Ethereum has done an impressive job differentiating itself from Bitcoin. It's become the de-facto platform for building decentralized applications, and its native currency, Ether, is used to pay transaction fees on the Ethereum network. The technological experimentation that Ethereum's smart contracts enable has resulted in a broad range of use cases, from digital asset management to decentralized exchanges.
Still, it's also faced challenges with scalability, which it hopes to address with the launch of Ethereum 2.0. But Ethereum suffers more systemic risk than Bitcoin, as it must undergo significant protocol changes to upgrade.
What's Next for Altcoins?
The future is very much up in the air regarding altcoins.
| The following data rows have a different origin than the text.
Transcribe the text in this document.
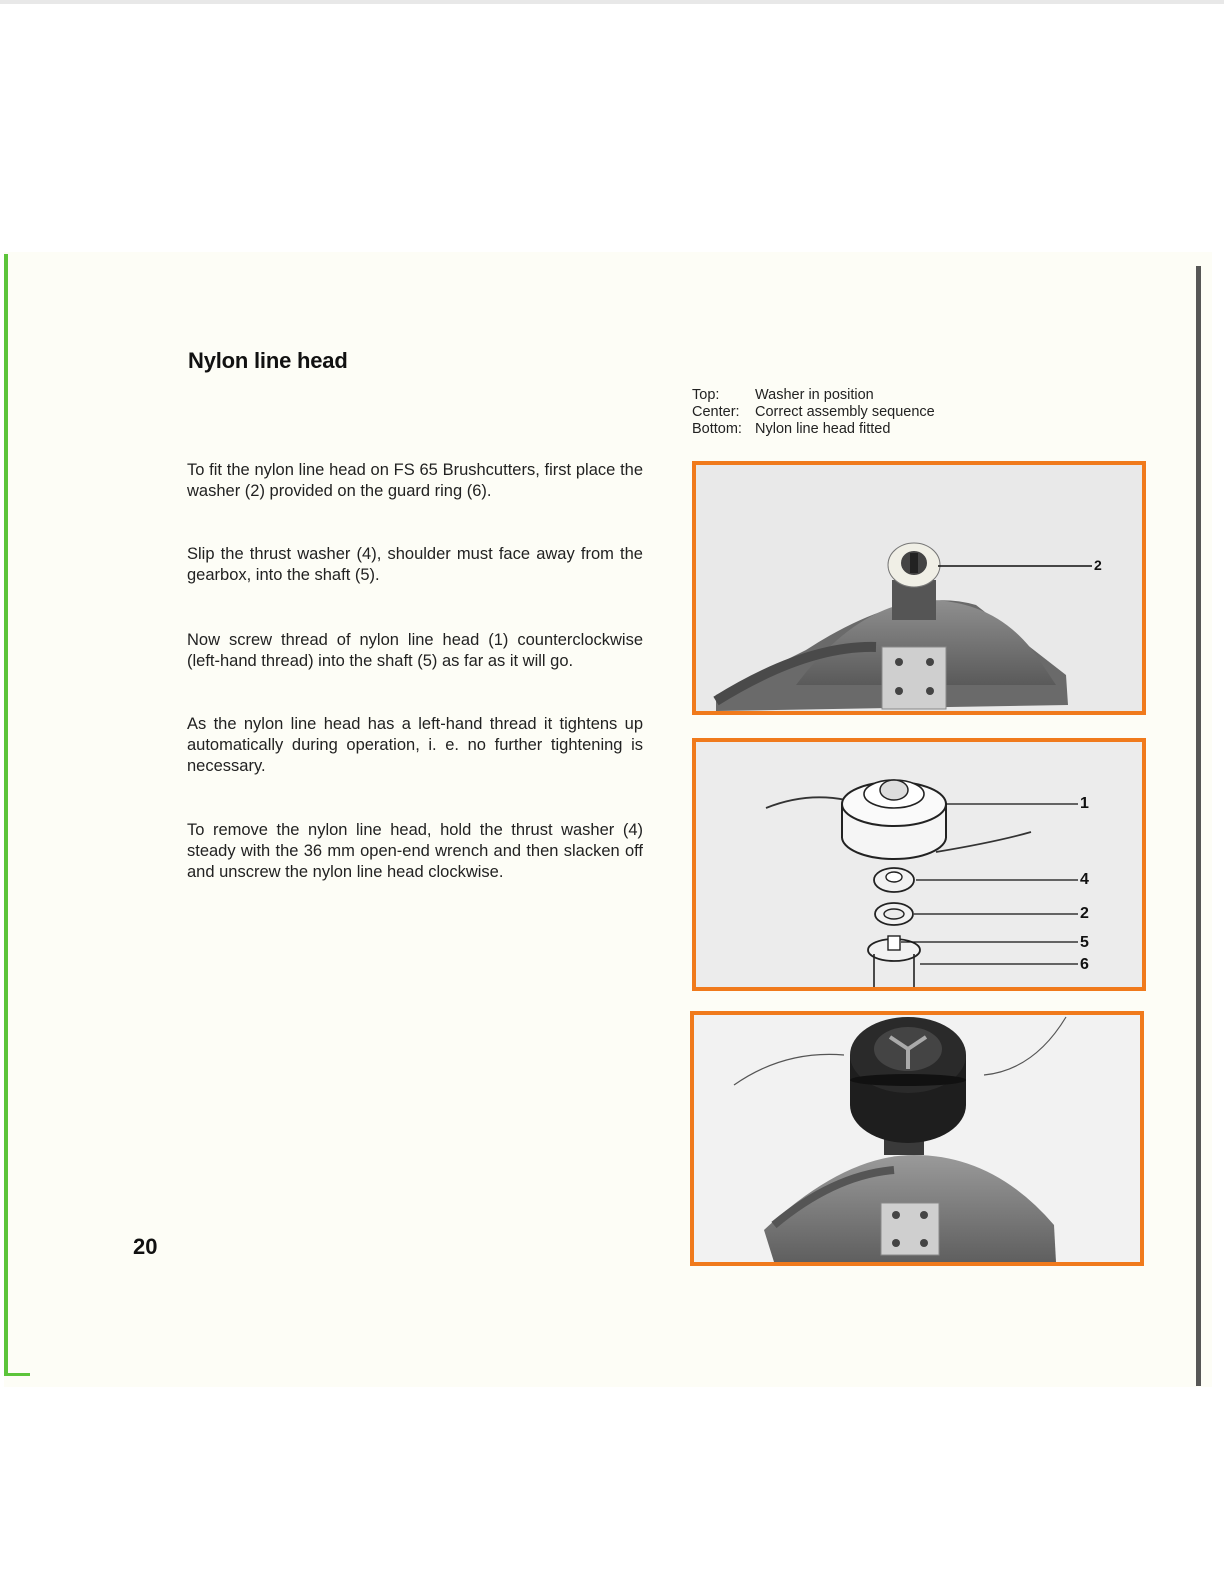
Nylon line head

To fit the nylon line head on FS 65 Brushcutters, first place the washer (2) provided on the guard ring (6).

Slip the thrust washer (4), shoulder must face away from the gearbox, into the shaft (5).

Now screw thread of nylon line head (1) counterclockwise (left-hand thread) into the shaft (5) as far as it will go.

As the nylon line head has a left-hand thread it tightens up automatically during operation, i. e. no further tightening is necessary.

To remove the nylon line head, hold the thrust washer (4) steady with the 36 mm open-end wrench and then slacken off and unscrew the nylon line head clockwise.

20
Top:	Washer in position
Center:	Correct assembly sequence
Bottom: Nylon line head fitted
2
1
4
2
5
6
While some have found success in carving out a niche for themselves, the vast majority have failed to live up to the hype. We should laud experimentation in crypto, but we should also be mindful that most will fail.
On the other hand, Bitcoin continues to chug along, slowly but surely becoming more mainstream with each passing day. Bitcoin is boring, but it works. It doesn't try to do everything, move fast and break things, or make bold promises that it might not be able to keep. Instead, it focuses on being the best store of value and payment network that it can be.
And that, in a nutshell, is the appeal of Bitcoin. It's not the most glamorous cryptocurrency on the market, but it's the most reliable. And in a world full of digital snake oil, that's worth something.
Time will tell what the future holds for altcoins. But one thing is sure: they'll unlikely ever dethrone Bitcoin as money. Bitcoin is more secure. It's more decentralized. It's money in a way that altcoins aren't.
There's Bitcoin, and there's everything else.